Let's start by splitting the two sentences.

In [35]:
text = ("After Abraham Lincoln won the November 1860 presidential election on an "
        "anti-slavery platform, an initial seven slave states declared their "
        "secession from the country to form the Confederacy.")
text2 = ("War broke out in April 1861 when secessionist forces attacked Fort "
         "Sumter in South Carolina, just over a month after Lincoln's "
         "inauguration.")

Then we tokenize.

In [36]:
inputs = tokenizer(text, text2, return_tensors='pt')

In [37]:
inputs

{'input_ids': tensor([[  101,  2044,  8181,  5367,  2180,  1996,  2281,  7313,  4883,  2602,
          2006,  2019,  3424,  1011,  8864,  4132,  1010,  2019,  3988,  2698,
          6658,  2163,  4161,  2037, 22965,  2013,  1996,  2406,  2000,  2433,
          1996, 18179,  1012,   102,  2162,  3631,  2041,  1999,  2258,  6863,
          2043, 22965,  2923,  2749,  4457,  3481,  7680,  3334,  1999,  2148,
          3792,  1010,  2074,  2058,  1037,  3204,  2044,  5367,  1005,  1055,
         17331,  1012,   102]]), 'token_type_ids': tensor([[0, 0, 0, 0, 0, 0, 0, 0, 0, 0, 0, 0, 0, 0, 0, 0, 0, 0, 0, 0, 0, 0, 0, 0,
         0, 0, 0, 0, 0, 0, 0, 0, 0, 0, 1, 1, 1, 1, 1, 1, 1, 1, 1, 1, 1, 1, 1, 1,
         1, 1, 1, 1, 1, 1, 1, 1, 1, 1, 1, 1, 1, 1, 1]]), 'attention_mask': tensor([[1, 1, 1, 1, 1, 1, 1, 1, 1, 1, 1, 1, 1, 1, 1, 1, 1, 1, 1, 1, 1, 1, 1, 1,
         1, 1, 1, 1, 1, 1, 1, 1, 1, 1, 1, 1, 1, 1, 1, 1, 1, 1, 1, 1, 1, 1, 1, 1,
         1, 1, 1, 1, 1, 1, 1, 1, 1, 1, 1, 1, 1, 1, 1]])}

Because we tokenized the two sentences seperately, our tokenizer will deal it a little differently. First, we can see the *SEP* token in the *input_ids* tensor with token id **102** - this marks the boundary between sentence A and sentence B.
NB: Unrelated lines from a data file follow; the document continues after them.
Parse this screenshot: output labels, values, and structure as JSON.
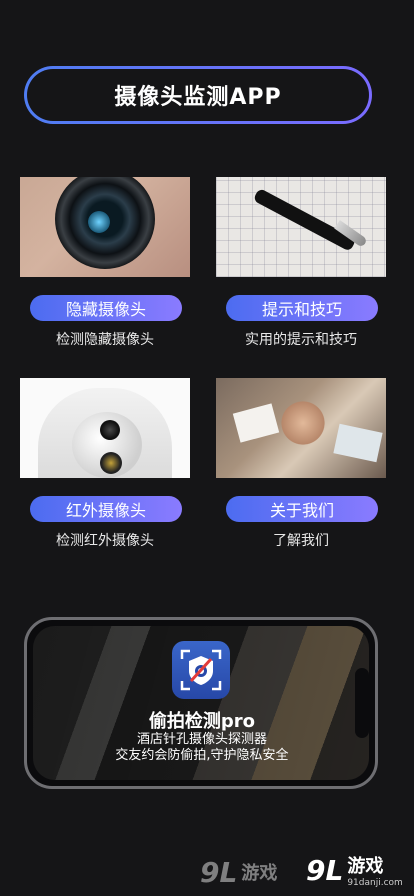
{
  "header": {
    "title": "摄像头监测APP"
  },
  "cards": [
    {
      "photo": "camera-lens-photo",
      "label": "隐藏摄像头",
      "desc": "检测隐藏摄像头"
    },
    {
      "photo": "fountain-pen-photo",
      "label": "提示和技巧",
      "desc": "实用的提示和技巧"
    },
    {
      "photo": "dome-camera-photo",
      "label": "红外摄像头",
      "desc": "检测红外摄像头"
    },
    {
      "photo": "team-hands-photo",
      "label": "关于我们",
      "desc": "了解我们"
    }
  ],
  "promo": {
    "app_name": "偷拍检测pro",
    "desc_line1": "酒店针孔摄像头探测器",
    "desc_line2": "交友约会防偷拍,守护隐私安全"
  },
  "watermark": {
    "logo": "9L",
    "name": "游戏",
    "url": "91danji.com"
  },
  "colors": {
    "accent_start": "#4c6cf0",
    "accent_end": "#8a7bff",
    "background": "#151517"
  }
}
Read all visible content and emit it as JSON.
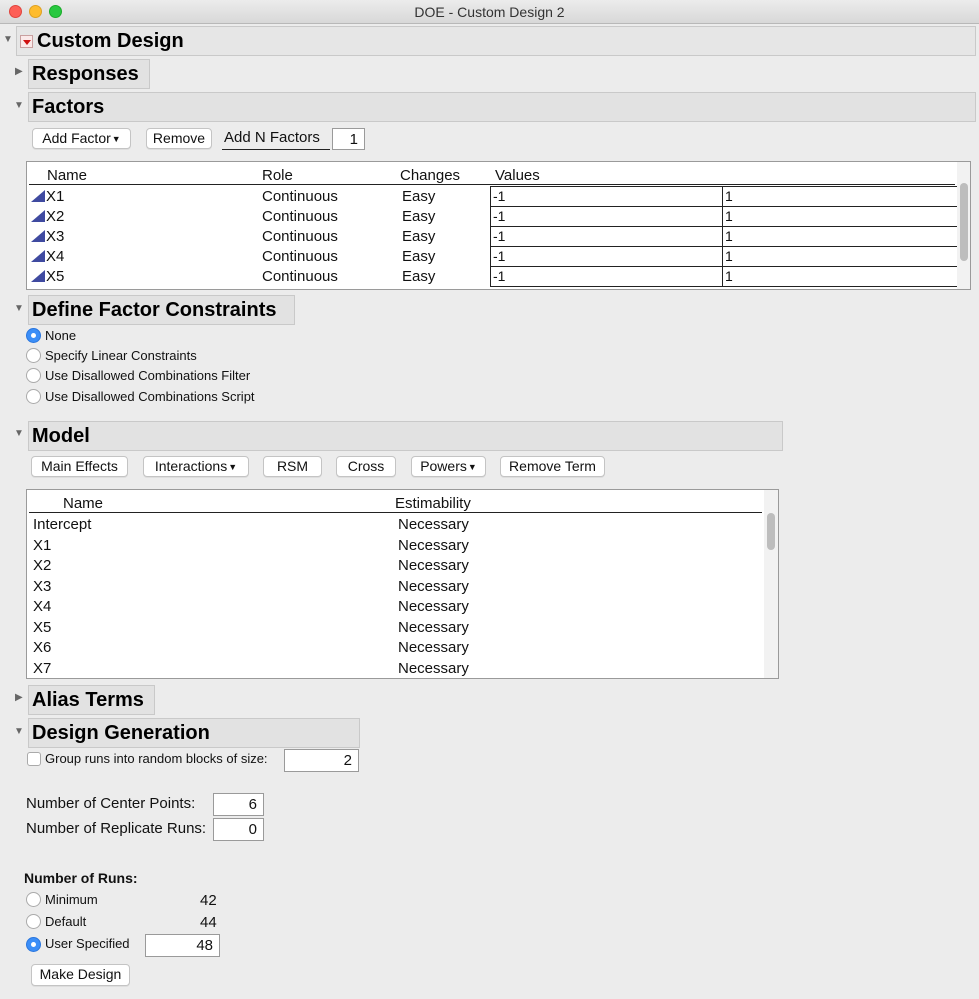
{
  "window": {
    "title": "DOE - Custom Design 2"
  },
  "custom_design": {
    "title": "Custom Design"
  },
  "responses": {
    "title": "Responses"
  },
  "factors": {
    "title": "Factors",
    "add_factor_label": "Add Factor",
    "remove_label": "Remove",
    "add_n_factors_label": "Add N Factors",
    "add_n_factors_value": "1",
    "columns": [
      "Name",
      "Role",
      "Changes",
      "Values"
    ],
    "rows": [
      {
        "name": "X1",
        "role": "Continuous",
        "changes": "Easy",
        "low": "-1",
        "high": "1"
      },
      {
        "name": "X2",
        "role": "Continuous",
        "changes": "Easy",
        "low": "-1",
        "high": "1"
      },
      {
        "name": "X3",
        "role": "Continuous",
        "changes": "Easy",
        "low": "-1",
        "high": "1"
      },
      {
        "name": "X4",
        "role": "Continuous",
        "changes": "Easy",
        "low": "-1",
        "high": "1"
      },
      {
        "name": "X5",
        "role": "Continuous",
        "changes": "Easy",
        "low": "-1",
        "high": "1"
      }
    ]
  },
  "constraints": {
    "title": "Define Factor Constraints",
    "options": [
      {
        "label": "None",
        "selected": true
      },
      {
        "label": "Specify Linear Constraints",
        "selected": false
      },
      {
        "label": "Use Disallowed Combinations Filter",
        "selected": false
      },
      {
        "label": "Use Disallowed Combinations Script",
        "selected": false
      }
    ]
  },
  "model": {
    "title": "Model",
    "buttons": {
      "main_effects": "Main Effects",
      "interactions": "Interactions",
      "rsm": "RSM",
      "cross": "Cross",
      "powers": "Powers",
      "remove_term": "Remove Term"
    },
    "columns": [
      "Name",
      "Estimability"
    ],
    "rows": [
      {
        "name": "Intercept",
        "estimability": "Necessary"
      },
      {
        "name": "X1",
        "estimability": "Necessary"
      },
      {
        "name": "X2",
        "estimability": "Necessary"
      },
      {
        "name": "X3",
        "estimability": "Necessary"
      },
      {
        "name": "X4",
        "estimability": "Necessary"
      },
      {
        "name": "X5",
        "estimability": "Necessary"
      },
      {
        "name": "X6",
        "estimability": "Necessary"
      },
      {
        "name": "X7",
        "estimability": "Necessary"
      }
    ]
  },
  "alias_terms": {
    "title": "Alias Terms"
  },
  "design_generation": {
    "title": "Design Generation",
    "group_runs_label": "Group runs into random blocks of size:",
    "group_runs_value": "2",
    "center_points_label": "Number of Center Points:",
    "center_points_value": "6",
    "replicate_runs_label": "Number of Replicate Runs:",
    "replicate_runs_value": "0",
    "number_of_runs_label": "Number of Runs:",
    "minimum_label": "Minimum",
    "minimum_value": "42",
    "default_label": "Default",
    "default_value": "44",
    "user_specified_label": "User Specified",
    "user_specified_value": "48",
    "make_design_label": "Make Design"
  }
}
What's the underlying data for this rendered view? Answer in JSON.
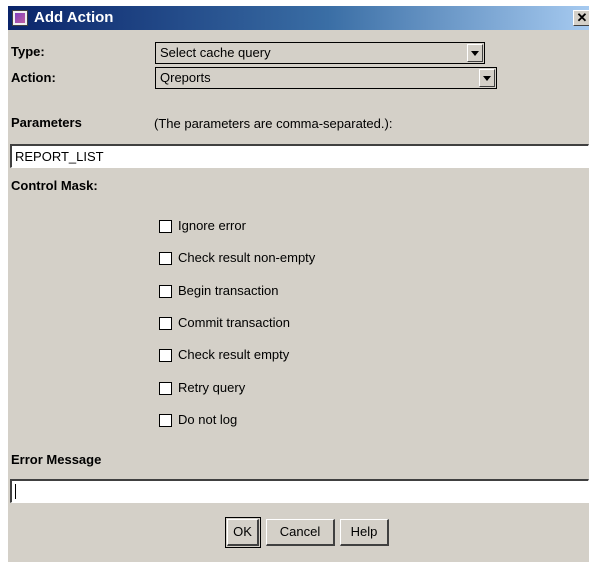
{
  "window": {
    "title": "Add Action"
  },
  "fields": {
    "type_label": "Type:",
    "type_value": "Select cache query",
    "action_label": "Action:",
    "action_value": "Qreports",
    "parameters_label": "Parameters",
    "parameters_hint": "(The parameters are comma-separated.):",
    "parameters_value": "REPORT_LIST",
    "control_mask_label": "Control Mask:",
    "error_message_label": "Error Message",
    "error_message_value": ""
  },
  "control_mask": [
    {
      "label": "Ignore error",
      "checked": false
    },
    {
      "label": "Check result non-empty",
      "checked": false
    },
    {
      "label": "Begin transaction",
      "checked": false
    },
    {
      "label": "Commit transaction",
      "checked": false
    },
    {
      "label": "Check result empty",
      "checked": false
    },
    {
      "label": "Retry query",
      "checked": false
    },
    {
      "label": "Do not log",
      "checked": false
    }
  ],
  "buttons": {
    "ok": "OK",
    "cancel": "Cancel",
    "help": "Help"
  }
}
Second, we can distinguish between sentences from the *token_type_ids* - sentence A tokens are assigned a **0**, whereas sentence B tokens are assigned a **1** token.

Now, we still need to add our *labels* tensor - but how should it be formatted? Well, we use a `torch.LongTensor` format, and it must contain a single value `[0]` if sentence B **is** the next sentence, else it should be `[1]`. Here, sentence B is the next sentence so we set it to `[0]`.

In [75]:
labels = torch.LongTensor([0])
labels

tensor([0])

Now we process everything as we did before, including our *labels* tensor.

In [76]:
outputs = model(**inputs, labels=labels)
outputs.keys()

odict_keys(['loss', 'logits'])

In [77]:
outputs.loss

tensor(0.0002, grad_fn=<NllLossBackward>)

Now we return the *loss* tensor - which we use for training our model with NSP.